Living Entrepreneurship Blog / Global & Multicultural

Facing Race, at school and work

Post by Carly Moore, class of 2015.

After four years, Babson students can expect to find themselves transformed by an education that challenges the ways they think about business, culture and society. Along with their degree, Babson graduates should emerge with a greater awareness for both the self and others, ready to gracefully tackle the biggest problems facing society and business. Supposedly, they are ready for the world.

That’s what I had been conditioned to expect — and for the most part, Babson had delivered. By the beginning of my senior year I had worked with major corporations and tiny startups, traveled all over the world, and taken a wide range of intensive courses in liberal arts. But there was one huge facet of current events that I hadn’t yet come across in my formal education, which was modern race issues in the United States.

The first time I started paying attention to race was the summer of 2014, because Michael Brown was shot to death in Ferguson and national media covered the following uproar. From the polarized conversations happening on TV, I couldn’t understand why a single man’s death ignited this firestorm of protests on local and national levels. I felt sheltered, uninformed, and disconnected from how these issues played out in people’s lives, mostly from the inherent consequence of my geographic location. I grew up in rural northern Michigan, where the vast majority people are white. Babson College was far more diverse than where I grew up, but the percentage of black students still tops out at only 5%.

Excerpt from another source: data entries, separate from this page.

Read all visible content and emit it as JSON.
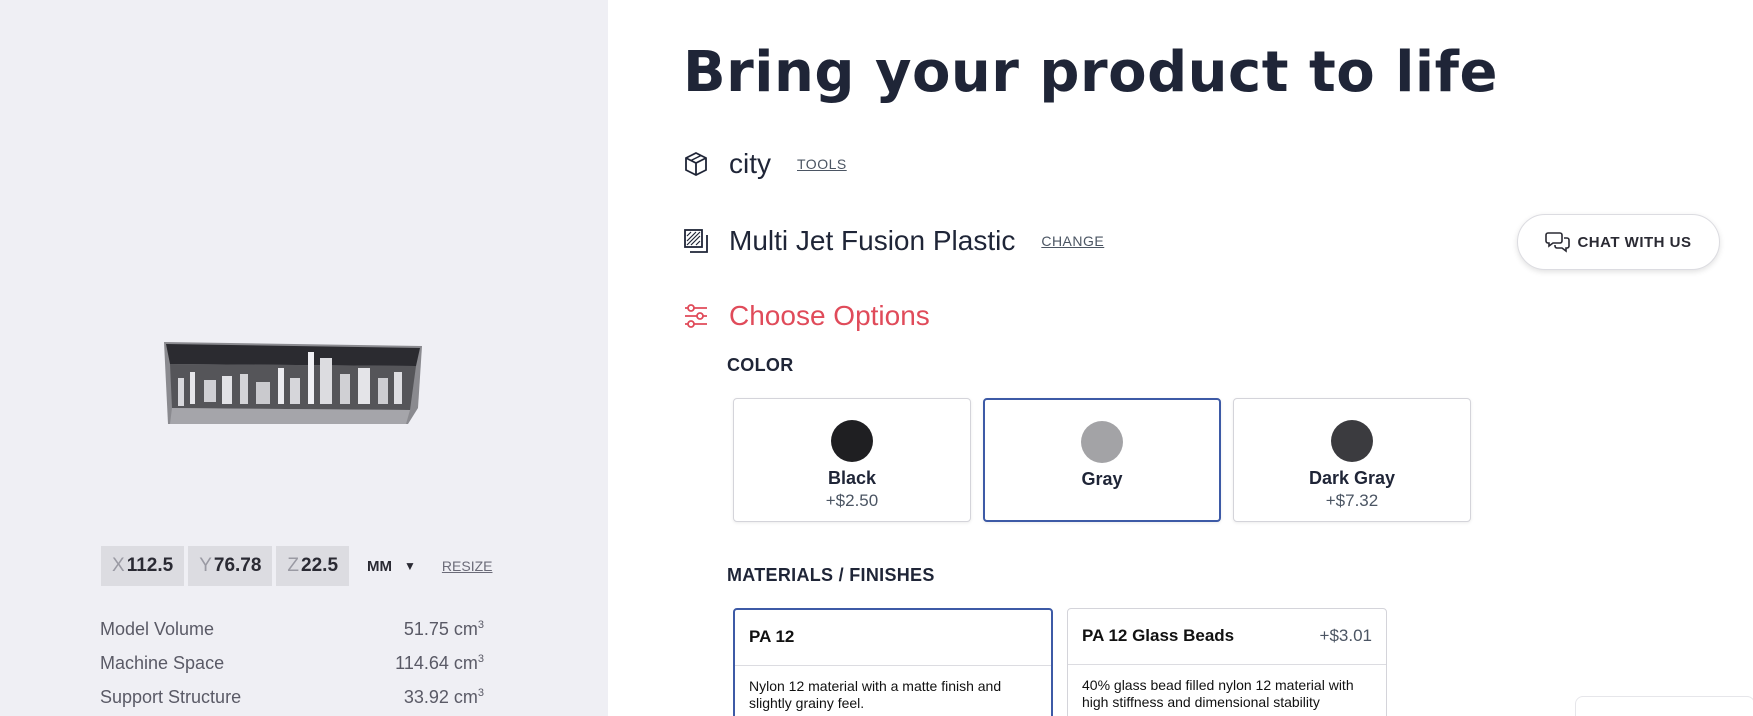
{
  "header": {
    "title": "Bring your product to life"
  },
  "file": {
    "name": "city",
    "tools_label": "TOOLS",
    "icon": "cube-icon"
  },
  "material": {
    "name": "Multi Jet Fusion Plastic",
    "change_label": "CHANGE",
    "icon": "material-texture-icon"
  },
  "options": {
    "title": "Choose Options",
    "icon": "sliders-icon"
  },
  "color_section": {
    "label": "COLOR",
    "items": [
      {
        "name": "Black",
        "price": "+$2.50",
        "swatch": "#1f1f22",
        "selected": false
      },
      {
        "name": "Gray",
        "price": "",
        "swatch": "#a3a3a6",
        "selected": true
      },
      {
        "name": "Dark Gray",
        "price": "+$7.32",
        "swatch": "#3b3b3f",
        "selected": false
      }
    ]
  },
  "materials_section": {
    "label": "MATERIALS / FINISHES",
    "items": [
      {
        "name": "PA 12",
        "price": "",
        "desc": "Nylon 12 material with a matte finish and slightly grainy feel.",
        "selected": true
      },
      {
        "name": "PA 12 Glass Beads",
        "price": "+$3.01",
        "desc": "40% glass bead filled nylon 12 material with high stiffness and dimensional stability",
        "selected": false
      }
    ]
  },
  "dimensions": {
    "x_label": "X",
    "x": "112.5",
    "y_label": "Y",
    "y": "76.78",
    "z_label": "Z",
    "z": "22.5",
    "unit": "MM",
    "resize_label": "RESIZE"
  },
  "stats": [
    {
      "label": "Model Volume",
      "value": "51.75 cm",
      "unit_sup": "3"
    },
    {
      "label": "Machine Space",
      "value": "114.64 cm",
      "unit_sup": "3"
    },
    {
      "label": "Support Structure",
      "value": "33.92 cm",
      "unit_sup": "3"
    }
  ],
  "chat": {
    "label": "CHAT WITH US",
    "icon": "chat-bubbles-icon"
  },
  "colors": {
    "accent": "#3d5aa6",
    "options_title": "#e04b5a",
    "left_bg": "#efeff4",
    "title": "#1f2537"
  }
}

While Ferguson dealt with the chaos of protests, riots and managing media, I was taking advantage of a lazy summer at home before my senior year began. Extra free time became dedicated to reading everything I could find about what was happening — news articles, blog posts, even full books. I learned about discriminatory practices that had persisted well beyond the civil rights movement, ways their effects compounded over time in a self-perpetuating cycle, and how people are still fighting for changes today. The gaps I uncovered in my knowledge left me infuriated with myself, my education, and society as a whole. I was ashamed at my ignorance, confused as to why I hadn’t learned about racial justice issues like redlining and mass incarceration sooner, and determined to take responsibility for my own education beyond the classroom.

At that point, I was getting ready to go back to school and pondering both how to learn more and identify appropriate ways to help beyond my own self-educated bubble. I wanted to avoid unwitting complicity in structural racism, and I also wanted to seek ways I could engage others who might be timidly holding back from joining the conversation. By reaching out to the Glavin Office of Diversity & Inclusion, I was able to partner with Katrina Fludd, Babson’s Manager of Multicultural Programs. As an alumna herself Katrina is intimately familiar with the historical lack of dialogue about race on campus and passionate about working with students on these issues.

Katrina and I attended Facing Race, a bi-annual racial justice conference in Dallas, Texas put on by Race Forward: The Center for Racial Justice Innovation last November. The inclusive, collaborative conference offered hundreds of workshops, presentations and panels from experts in their field on a wide range of race-related topics. The diverse crowd of attendees spanned occupations, from students like myself to educators and political organizers, leaders from media and business, writers, artists and more. Through the lens of racial justice, I learned about issues like internet freedom and censorship, drug laws and minimum sentencing requirements, and historical legacies of black Southern culture. I was blown away by the energy, passion, and fierceness of everyone there fighting for equality in their own specific niche, yet supporting each other in this movement. Still feeling like an outsider and bombarded with new ideas, I quietly absorbed every interaction like a sponge. I felt most inspired in ways to exercise my own impact during a session on organizing white people in support of racial justice.

The Facing Race conference was the beginning of a much larger shift for me, with lessons I’m still learning and applying in my postgraduate life. Now that I live in San Francisco and work in the tech industry, I have the opportunity to affect change in my new community and organizations. Tech has arguably created better workplaces in some ways – I am lucky to appreciate perks like greater flexibility and unlimited time off in my role now. Yet the industry remains at the center of criticism towards workplace diversity issues. Many other Babson alumni like myself will also go on to industries and positions where they’ll find choices between maintaining an imbalanced and unjust status quo or making deliberate changes that contribute to greater equality. The choices may not be obvious, and they will likely be complex and difficult. That is why we need to have more meaningful engagement on campus about these issues before students move on to the workforce and beyond.

My biggest motivation to open myself to the world came from a sheer refusal to remain passively ignorant any longer. I would ask everyone in the Babson community to look around for a fresh perspective on racial justice from new voices, challenge internal biases in themselves and others, and seek ways to have respectful conversations advancing today’s race issues. It’s important to pause and think about who’s not in the room, whose voices aren’t being heard, and why. This conversation is not only for those who feel adverse effects directly, but a human conversation we owe to each other, a conversation in which we all have so much to gain.